I needed to pull out the bits and pieces I was interested in, flatten out the JSON and combine the three endpoints into an uber JSON document. This provides a single document containing a snapshot of all important metrics for a given moment.
Here is the same data (only the bits I cared about) from above flattened out into something Kibana work with:
Since I was emitting JSON documents, which my friend Logstash loves, ingesting them to Elasticsearch was trivial:
The elastic-metrics Dashboard
Almost immediately I saw what I thought was the problem. I looked at the “elastic-thread_pool_bulk-host” visualization and saw the bulk queue for one of my Elasticsearch servers was 2,500 bulk events deep while the rest were hardly 20. Like any engineer I restart that instance and think “yeah there we go, must have been a glitch with that instance”. The restart of that server can be seen as the bright pink line that drops off around 8:00am in various charts above.
To my great disappointment, I made the problem even worse. The aggregate bulk queue length sky rocketed.
The bulk queue being backed up is a symptom, not the problem.
Back to the elastic-metrics dashboard to look for anything else that did not make sense. I turn my attention to the “elastic-http_current_open” visualization. I notice something odd. I should not have 2,500 HTTP connections to the Elasticsearch cluster. We had at that time about 600 nodes using the Distributed Troubleshooting Platform. I should have about 600 HTTP connections.

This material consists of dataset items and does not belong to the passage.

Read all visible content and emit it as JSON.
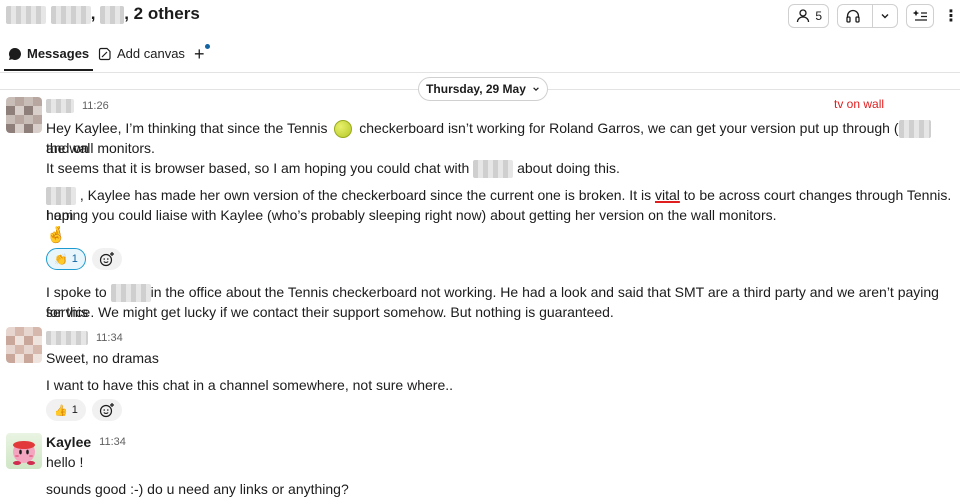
{
  "header": {
    "title_suffix": "2 others",
    "members_count": "5",
    "icons": {
      "members": "people-icon",
      "huddle": "headphones-icon",
      "dropdown": "chevron-down-icon",
      "ai": "sparkle-list-icon",
      "more": "kebab-icon"
    }
  },
  "tabs": {
    "messages": "Messages",
    "canvas": "Add canvas",
    "plus": "+"
  },
  "date_divider": "Thursday, 29 May",
  "annotation": "tv on wall",
  "messages": [
    {
      "time": "11:26",
      "p1_a": "Hey Kaylee, I’m thinking that since the Tennis",
      "p1_b": "checkerboard isn’t working for Roland Garros, we can get your version put up through (",
      "p1_c": "and on",
      "p1_d": "the wall monitors.",
      "p2_a": "It seems that it is browser based, so I am hoping you could chat with",
      "p2_b": "about doing this.",
      "p3_a": ", Kaylee has made her own version of the checkerboard since the current one is broken. It is",
      "p3_vital": "vital",
      "p3_b": "to be across court changes through Tennis. I am",
      "p3_c": "hoping you could liaise with Kaylee (who’s probably sleeping right now) about getting her version on the wall monitors.",
      "emoji_line": "🤞",
      "reaction_emoji": "👏",
      "reaction_count": "1",
      "p4_a": "I spoke to",
      "p4_b": "in the office about the Tennis checkerboard not working. He had a look and said that SMT are a third party and we aren’t paying for this",
      "p4_c": "service. We might get lucky if we contact their support somehow. But nothing is guaranteed."
    },
    {
      "time": "11:34",
      "line1": "Sweet, no dramas",
      "line2": "I want to have this chat in a channel somewhere, not sure where..",
      "reaction_emoji": "👍",
      "reaction_count": "1"
    },
    {
      "name": "Kaylee",
      "time": "11:34",
      "line1": "hello !",
      "line2": "sounds good :-) do u need any links or anything?"
    }
  ]
}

Turns out, one of my pre-mature optimization choices for the number of Elasticsearch output workers (4) in a Logstash agent was quadrupling the number of HTTP sessions coming from every node. Instead of one large bulk request with up to X number of events, each agent was sending 4 smaller bulk requests of X/4 events.
I quickly pushed out a change to every server in every ecosystem without failure with my good friend Chef. The change adjusts the output workers to 1 and bumps the batch size from 1000 to 5000. I get 3 less workers (3 less HTTP connections) and 1000+ max events per agent with this new configuration. Excellent.

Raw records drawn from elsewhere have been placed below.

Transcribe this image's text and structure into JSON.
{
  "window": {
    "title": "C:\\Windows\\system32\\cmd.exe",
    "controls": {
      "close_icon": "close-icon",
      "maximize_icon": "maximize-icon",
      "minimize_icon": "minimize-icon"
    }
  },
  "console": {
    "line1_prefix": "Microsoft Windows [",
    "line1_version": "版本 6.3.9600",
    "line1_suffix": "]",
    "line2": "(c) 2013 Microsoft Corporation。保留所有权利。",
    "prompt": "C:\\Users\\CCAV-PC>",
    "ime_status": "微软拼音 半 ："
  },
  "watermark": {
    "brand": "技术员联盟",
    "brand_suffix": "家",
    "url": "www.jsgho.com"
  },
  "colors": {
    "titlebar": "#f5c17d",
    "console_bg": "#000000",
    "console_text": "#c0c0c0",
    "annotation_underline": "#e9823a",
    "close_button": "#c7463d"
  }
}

Immediately I start to notice the HTTP sessions lowering around 10:00am and ingest starting to pick up. Dropped events are happening less and less. The bulk queue is going down. Time to get some beers.
Scaling a distributed system is hard and full of mistakes
Way back when we had just a handful of servers, I figured why not have more than one Elasticsearch output worker on my Logstash agents. I want MORE POWER all the time! This scaled great until it did not.
Every node added to the Distributed Troubleshooting Platform was as if we added four clients to Elasticsearch.
I successfully used the Distributed Troubleshooting Platform to troubleshoot why Distributed Troubleshooting Platform was not working.
Log aggregation and service metrics in an open-source big data platform are invaluable when running without enterprise licenses and enterprise support contracts. Engineers need a platform that is quickly augmentable, expandable and configurable to stay on top of all the various technologies and their quirks. There is no enterprise support to call when something goes wrong. The big data engineers own the platform and are held responsible for it when something malfunctions. Creating a ticket for enterprise support and making it someone else’s problem is not an option.
We solve issues in our ecosystems like the one described here on a daily basis thanks to the Elastic Stack and a bit of elbow grease from our engineers. Our Distributed Troubleshooting Platform currently has ~250 service metrics and ~40 different log types being ingested at ~1TB per week un-replicated.